Ce disant, il s’assit sur le bord du précipice, et saisissant Léo dans ses bras, il se laissa glisser jusqu’au bas.

— Tout, va bien ! cria-t-il, alors. À ton tour, Max ! Ne crains rien ; ce n’est qu’une petite glissade, plutôt agréable !

— Je n’ai pas peur, mon oncle Jean ! répondit Max, qui, à son tour, se laissa glisser le long de la pierre.

— Maurice, dit Jean ensuite, je vais clouer un bout de ficelle au plancher du salon et nous déroulerons cette ficelle tout en marchant. Vous viendrez nous rejoindre après avoir remis la pierre du foyer à sa place, n’est-ce pas ?

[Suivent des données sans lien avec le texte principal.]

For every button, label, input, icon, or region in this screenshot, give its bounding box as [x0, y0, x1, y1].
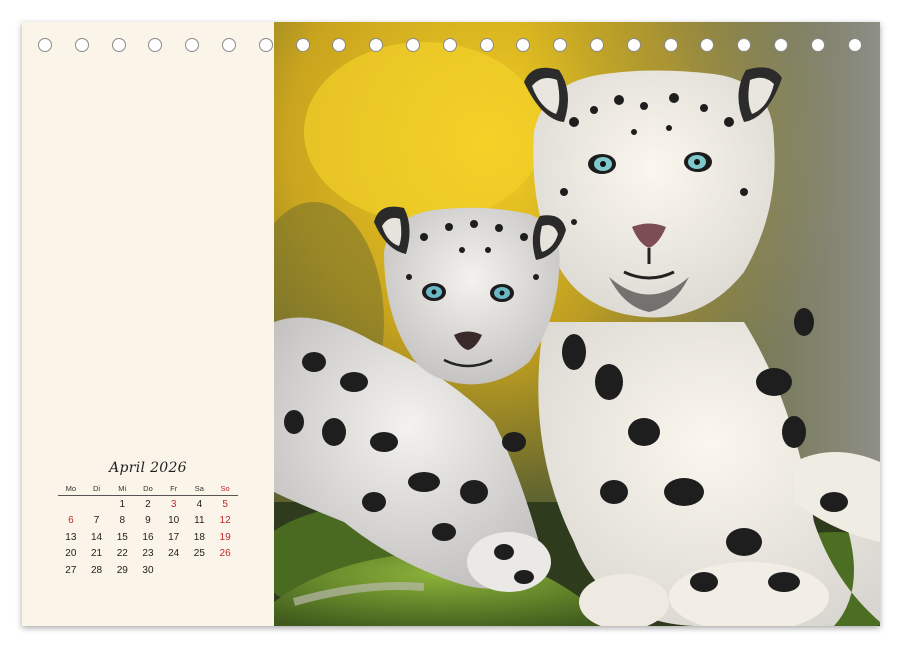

— Compris ! répondit Maurice.

Quand Maurice fut rendu auprès de ses compagnons, lui et Jean se mirent à examiner la partie du souterrain où ils se trouvaient. Un chemin droit, dans lequel on pouvait marcher sans même se pencher, se présentait à leurs yeux ; sans hésiter, ils s’y engagèrent. Léo les précédait, comme pour leur montrer la route. Mais le chien ne précédait les excursionnistes que de quelques pas ; un chat voit parfaitement bien ; dans l’obscurité, un chien, point. Léo ne pouvait s’aventurer que dans l’espace qu’éclairaient les fanaux.

Pendant assez longtemps, on chemina dans le chemin droit, puis on arriva au pied d’un rocher qui semblait fermer le passage complètement.

— Prends mon fanal, Max, dit Jean, et va explorer ce rocher. Il doit y avoir une fissure quelconque. Ne t’éloigne pas hors de la portée de ma voix, cependant. Si tu trouves une ouverture à ce rocher, appelle-nous, et nous irons te rejoindre.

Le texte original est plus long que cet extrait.